Financé exclusivement par des organisations internationales, le docteur Mukwege est très présent dans les médias pour sensibiliser l’opinion à cette cause encore trop méconnue. Il milite depuis plusieurs années pour que les viols soient reconnus comme un problème national. Selon lui « chaque Congolais devrait se sentir concerné par la question des viols des femmes ».
Malgré les menaces, le combat de Denis Mukwege continue
Mais l’engagement du médecin ne fait pas l’unanimité. Plusieurs fois la cible de tentatives de meurtre, Denis Mukwege a failli y laisser la vie lorsque, en octobre 2012, des hommes armés attaquent sa résidence et abattent son gardien. Il est alors évacué en Europe avec sa famille. Depuis, le docteur est rentré à Bukavu et s’est installé, sous protection, dans l’hôpital qu’il a fondé. Mais, malgré sa renommée internationale, son activité fait encore aujourd’hui l’objet d’intimidations.
C’est donc un véritable sacerdoce qui a inspiré, à la journaliste belge Colette Braeckman, une biographie puis un documentaire en 2015 intitulé « L’homme qui répare les femmes – la colère d’Hippocrate », réalisé avec Thierry Michel. Un film qui dérange les autorités congolaises. D’ailleurs considérant que les témoignages portaient « atteinte à l’honneur de l’armée », ces dernières ont interdit la diffusion du reportage dans le pays.

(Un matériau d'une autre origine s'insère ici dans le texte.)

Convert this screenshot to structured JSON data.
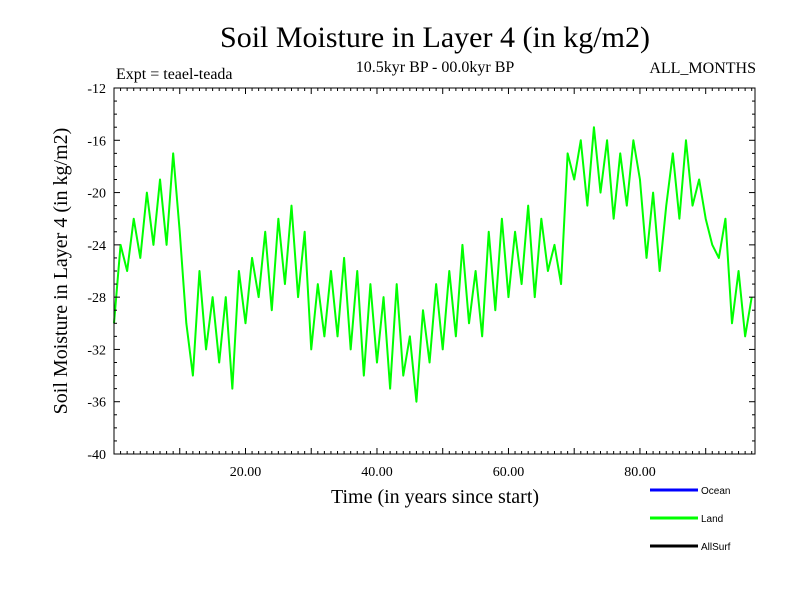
{
  "chart_data": {
    "type": "line",
    "title": "Soil Moisture in Layer 4 (in kg/m2)",
    "subtitle_left": "Expt = teael-teada",
    "subtitle_center": "10.5kyr BP - 00.0kyr BP",
    "subtitle_right": "ALL_MONTHS",
    "xlabel": "Time (in years since start)",
    "ylabel": "Soil Moisture in Layer 4 (in kg/m2)",
    "xlim": [
      0,
      97.5
    ],
    "ylim": [
      -40,
      -12
    ],
    "xticks": [
      20,
      40,
      60,
      80
    ],
    "xtick_labels": [
      "20.00",
      "40.00",
      "60.00",
      "80.00"
    ],
    "yticks": [
      -40,
      -36,
      -32,
      -28,
      -24,
      -20,
      -16,
      -12
    ],
    "ytick_labels": [
      "-40",
      "-36",
      "-32",
      "-28",
      "-24",
      "-20",
      "-16",
      "-12"
    ],
    "grid": false,
    "legend_position": "bottom-right",
    "series": [
      {
        "name": "Ocean",
        "color": "#0000ff",
        "values": []
      },
      {
        "name": "Land",
        "color": "#00ff00",
        "x": [
          0.0,
          1.0,
          2.0,
          3.0,
          4.0,
          5.0,
          6.0,
          7.0,
          8.0,
          9.0,
          10.0,
          11.0,
          12.0,
          13.0,
          14.0,
          15.0,
          16.0,
          17.0,
          18.0,
          19.0,
          20.0,
          21.0,
          22.0,
          23.0,
          24.0,
          25.0,
          26.0,
          27.0,
          28.0,
          29.0,
          30.0,
          31.0,
          32.0,
          33.0,
          34.0,
          35.0,
          36.0,
          37.0,
          38.0,
          39.0,
          40.0,
          41.0,
          42.0,
          43.0,
          44.0,
          45.0,
          46.0,
          47.0,
          48.0,
          49.0,
          50.0,
          51.0,
          52.0,
          53.0,
          54.0,
          55.0,
          56.0,
          57.0,
          58.0,
          59.0,
          60.0,
          61.0,
          62.0,
          63.0,
          64.0,
          65.0,
          66.0,
          67.0,
          68.0,
          69.0,
          70.0,
          71.0,
          72.0,
          73.0,
          74.0,
          75.0,
          76.0,
          77.0,
          78.0,
          79.0,
          80.0,
          81.0,
          82.0,
          83.0,
          84.0,
          85.0,
          86.0,
          87.0,
          88.0,
          89.0,
          90.0,
          91.0,
          92.0,
          93.0,
          94.0,
          95.0,
          96.0,
          97.0
        ],
        "values": [
          -30,
          -24,
          -26,
          -22,
          -25,
          -20,
          -24,
          -19,
          -24,
          -17,
          -23,
          -30,
          -34,
          -26,
          -32,
          -28,
          -33,
          -28,
          -35,
          -26,
          -30,
          -25,
          -28,
          -23,
          -29,
          -22,
          -27,
          -21,
          -28,
          -23,
          -32,
          -27,
          -31,
          -26,
          -31,
          -25,
          -32,
          -26,
          -34,
          -27,
          -33,
          -28,
          -35,
          -27,
          -34,
          -31,
          -36,
          -29,
          -33,
          -27,
          -32,
          -26,
          -31,
          -24,
          -30,
          -26,
          -31,
          -23,
          -29,
          -22,
          -28,
          -23,
          -27,
          -21,
          -28,
          -22,
          -26,
          -24,
          -27,
          -17,
          -19,
          -16,
          -21,
          -15,
          -20,
          -16,
          -22,
          -17,
          -21,
          -16,
          -19,
          -25,
          -20,
          -26,
          -21,
          -17,
          -22,
          -16,
          -21,
          -19,
          -22,
          -24,
          -25,
          -22,
          -30,
          -26,
          -31,
          -28
        ]
      },
      {
        "name": "AllSurf",
        "color": "#000000",
        "values": []
      }
    ]
  }
}
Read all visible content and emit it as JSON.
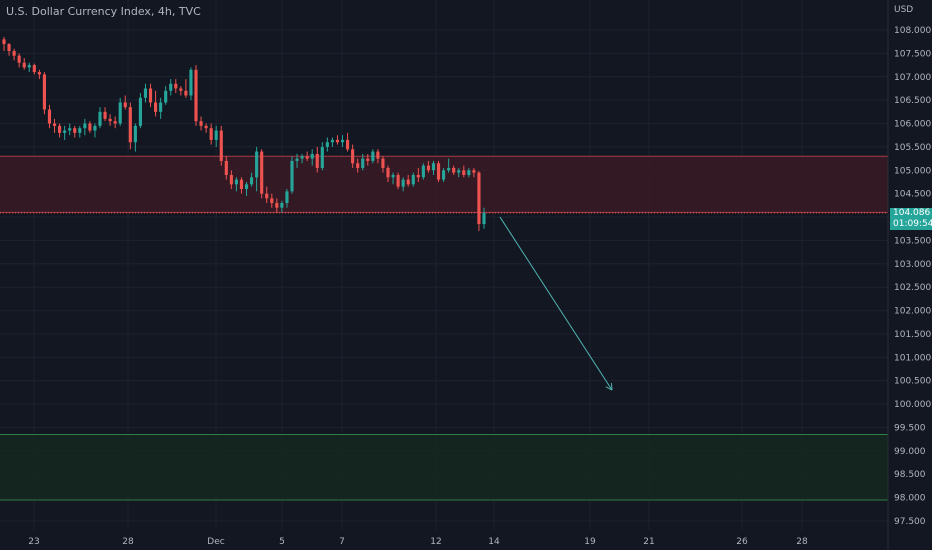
{
  "title": "U.S. Dollar Currency Index, 4h, TVC",
  "currency": "USD",
  "colors": {
    "background": "#131722",
    "grid": "#1e2230",
    "up": "#26a69a",
    "down": "#ef5350",
    "resistance_fill": "#3a1a24",
    "resistance_edge": "#a63a46",
    "support_fill": "#15281f",
    "support_edge": "#2e7d44",
    "arrow": "#4fb3b0",
    "price_tag": "#26a69a"
  },
  "price_tag": {
    "price": "104.086",
    "countdown": "01:09:54"
  },
  "chart_data": {
    "type": "candlestick",
    "y_ticks": [
      "108.000",
      "107.500",
      "107.000",
      "106.500",
      "106.000",
      "105.500",
      "105.000",
      "104.500",
      "104.000",
      "103.500",
      "103.000",
      "102.500",
      "102.000",
      "101.500",
      "101.000",
      "100.500",
      "100.000",
      "99.500",
      "99.000",
      "98.500",
      "98.000",
      "97.500"
    ],
    "x_ticks": [
      "23",
      "28",
      "Dec",
      "5",
      "7",
      "12",
      "14",
      "19",
      "21",
      "26",
      "28"
    ],
    "ylim": [
      97.3,
      108.6
    ],
    "resistance_zone": [
      104.1,
      105.3
    ],
    "support_zone": [
      97.95,
      99.35
    ],
    "projection_arrow": {
      "from": 104.0,
      "to": 100.3
    },
    "candles": [
      [
        107.8,
        107.85,
        107.55,
        107.7
      ],
      [
        107.7,
        107.72,
        107.45,
        107.55
      ],
      [
        107.55,
        107.6,
        107.35,
        107.45
      ],
      [
        107.45,
        107.5,
        107.2,
        107.3
      ],
      [
        107.3,
        107.4,
        107.15,
        107.2
      ],
      [
        107.2,
        107.3,
        107.1,
        107.25
      ],
      [
        107.25,
        107.28,
        107.05,
        107.1
      ],
      [
        107.1,
        107.15,
        106.95,
        107.05
      ],
      [
        107.05,
        107.1,
        106.2,
        106.3
      ],
      [
        106.3,
        106.4,
        105.9,
        106.0
      ],
      [
        106.0,
        106.1,
        105.8,
        105.95
      ],
      [
        105.95,
        106.0,
        105.7,
        105.8
      ],
      [
        105.8,
        105.95,
        105.65,
        105.85
      ],
      [
        105.85,
        106.0,
        105.75,
        105.9
      ],
      [
        105.9,
        105.95,
        105.7,
        105.8
      ],
      [
        105.8,
        105.95,
        105.7,
        105.9
      ],
      [
        105.9,
        106.1,
        105.75,
        106.0
      ],
      [
        106.0,
        106.05,
        105.8,
        105.85
      ],
      [
        105.85,
        106.0,
        105.7,
        105.95
      ],
      [
        105.95,
        106.35,
        105.9,
        106.25
      ],
      [
        106.25,
        106.35,
        106.05,
        106.1
      ],
      [
        106.1,
        106.2,
        105.95,
        106.05
      ],
      [
        106.05,
        106.15,
        105.9,
        106.0
      ],
      [
        106.0,
        106.55,
        105.95,
        106.45
      ],
      [
        106.45,
        106.6,
        106.3,
        106.35
      ],
      [
        106.35,
        106.45,
        105.45,
        105.6
      ],
      [
        105.6,
        106.0,
        105.4,
        105.95
      ],
      [
        105.95,
        106.65,
        105.9,
        106.55
      ],
      [
        106.55,
        106.85,
        106.45,
        106.75
      ],
      [
        106.75,
        106.85,
        106.35,
        106.45
      ],
      [
        106.45,
        106.7,
        106.15,
        106.25
      ],
      [
        106.25,
        106.55,
        106.1,
        106.45
      ],
      [
        106.45,
        106.8,
        106.4,
        106.7
      ],
      [
        106.7,
        106.95,
        106.6,
        106.85
      ],
      [
        106.85,
        106.95,
        106.65,
        106.75
      ],
      [
        106.75,
        106.8,
        106.6,
        106.7
      ],
      [
        106.7,
        106.95,
        106.55,
        106.6
      ],
      [
        106.6,
        107.2,
        106.5,
        107.15
      ],
      [
        107.15,
        107.25,
        105.95,
        106.05
      ],
      [
        106.05,
        106.15,
        105.85,
        105.95
      ],
      [
        105.95,
        106.0,
        105.8,
        105.9
      ],
      [
        105.9,
        106.0,
        105.55,
        105.65
      ],
      [
        105.65,
        105.95,
        105.5,
        105.85
      ],
      [
        105.85,
        105.95,
        105.1,
        105.2
      ],
      [
        105.2,
        105.3,
        104.8,
        104.9
      ],
      [
        104.9,
        105.0,
        104.6,
        104.7
      ],
      [
        104.7,
        104.85,
        104.55,
        104.8
      ],
      [
        104.8,
        104.85,
        104.5,
        104.6
      ],
      [
        104.6,
        104.75,
        104.45,
        104.7
      ],
      [
        104.7,
        104.95,
        104.65,
        104.85
      ],
      [
        104.85,
        105.5,
        104.55,
        105.4
      ],
      [
        105.4,
        105.45,
        104.4,
        104.5
      ],
      [
        104.5,
        104.65,
        104.3,
        104.4
      ],
      [
        104.4,
        104.5,
        104.2,
        104.3
      ],
      [
        104.3,
        104.4,
        104.1,
        104.2
      ],
      [
        104.2,
        104.35,
        104.1,
        104.3
      ],
      [
        104.3,
        104.6,
        104.2,
        104.55
      ],
      [
        104.55,
        105.3,
        104.5,
        105.2
      ],
      [
        105.2,
        105.35,
        105.05,
        105.25
      ],
      [
        105.25,
        105.35,
        105.15,
        105.3
      ],
      [
        105.3,
        105.4,
        105.2,
        105.25
      ],
      [
        105.25,
        105.45,
        105.1,
        105.35
      ],
      [
        105.35,
        105.5,
        104.95,
        105.05
      ],
      [
        105.05,
        105.6,
        105.0,
        105.5
      ],
      [
        105.5,
        105.7,
        105.4,
        105.6
      ],
      [
        105.6,
        105.7,
        105.5,
        105.65
      ],
      [
        105.65,
        105.75,
        105.55,
        105.6
      ],
      [
        105.6,
        105.75,
        105.5,
        105.65
      ],
      [
        105.65,
        105.8,
        105.4,
        105.45
      ],
      [
        105.45,
        105.55,
        105.05,
        105.15
      ],
      [
        105.15,
        105.25,
        104.95,
        105.05
      ],
      [
        105.05,
        105.35,
        105.0,
        105.25
      ],
      [
        105.25,
        105.35,
        105.1,
        105.2
      ],
      [
        105.2,
        105.45,
        105.15,
        105.4
      ],
      [
        105.4,
        105.45,
        105.15,
        105.25
      ],
      [
        105.25,
        105.3,
        104.95,
        105.05
      ],
      [
        105.05,
        105.1,
        104.75,
        104.85
      ],
      [
        104.85,
        104.95,
        104.7,
        104.9
      ],
      [
        104.9,
        104.95,
        104.6,
        104.65
      ],
      [
        104.65,
        104.85,
        104.55,
        104.8
      ],
      [
        104.8,
        104.9,
        104.65,
        104.7
      ],
      [
        104.7,
        104.95,
        104.65,
        104.9
      ],
      [
        104.9,
        105.05,
        104.75,
        104.85
      ],
      [
        104.85,
        105.15,
        104.8,
        105.1
      ],
      [
        105.1,
        105.2,
        104.95,
        105.0
      ],
      [
        105.0,
        105.2,
        104.9,
        105.15
      ],
      [
        105.15,
        105.2,
        104.75,
        104.8
      ],
      [
        104.8,
        105.05,
        104.75,
        105.0
      ],
      [
        105.0,
        105.25,
        104.95,
        105.05
      ],
      [
        105.05,
        105.1,
        104.9,
        104.95
      ],
      [
        104.95,
        105.05,
        104.85,
        105.0
      ],
      [
        105.0,
        105.1,
        104.85,
        104.9
      ],
      [
        104.9,
        105.05,
        104.85,
        105.0
      ],
      [
        105.0,
        105.05,
        104.85,
        104.95
      ],
      [
        104.95,
        104.98,
        103.7,
        103.85
      ],
      [
        103.85,
        104.2,
        103.75,
        104.09
      ]
    ]
  }
}
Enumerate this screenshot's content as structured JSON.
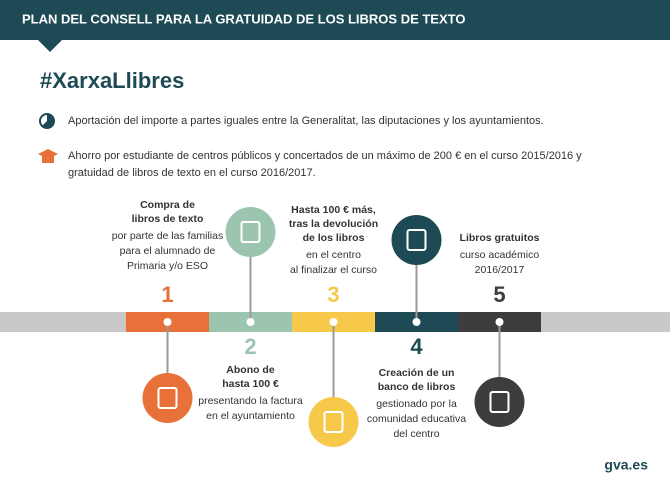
{
  "header": {
    "title": "PLAN DEL CONSELL PARA LA GRATUIDAD DE LOS LIBROS DE TEXTO"
  },
  "hashtag": "#XarxaLlibres",
  "bullets": [
    {
      "lines": [
        "Aportación del importe a partes iguales entre la Generalitat, las diputaciones y los ayuntamientos."
      ]
    },
    {
      "lines": [
        "Ahorro por estudiante de centros públicos y concertados de un máximo de 200 € en el curso 2015/2016 y",
        "gratuidad de libros de texto en el curso 2016/2017."
      ]
    }
  ],
  "steps": [
    {
      "number": "1",
      "title": [
        "Compra de",
        "libros de texto"
      ],
      "description": [
        "por parte de las familias",
        "para  el alumnado de",
        "Primaria y/o ESO"
      ]
    },
    {
      "number": "2",
      "title": [
        "Abono de",
        "hasta 100 €"
      ],
      "description": [
        "presentando la factura",
        "en el ayuntamiento"
      ]
    },
    {
      "number": "3",
      "title": [
        "Hasta 100 € más,",
        "tras la devolución",
        "de los libros"
      ],
      "description": [
        "en el centro",
        "al finalizar el curso"
      ]
    },
    {
      "number": "4",
      "title": [
        "Creación de un",
        "banco de libros"
      ],
      "description": [
        "gestionado por la",
        "comunidad educativa",
        "del centro"
      ]
    },
    {
      "number": "5",
      "title": [
        "Libros gratuitos"
      ],
      "description": [
        "curso académico",
        "2016/2017"
      ]
    }
  ],
  "footer": "gva.es"
}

Intimidations, censures… l’hôpital de Panzi a également fait l’objet d’un redressement fiscal témoignant, s’il en était encore besoin, du climat oppressant qui pèse actuellement sur les activités du médecin le plus célèbre du continent. Mais en vrai héros pour l’Afrique, il continue sa mission et on ne peut être qu’admiratif devant un tel dévouement.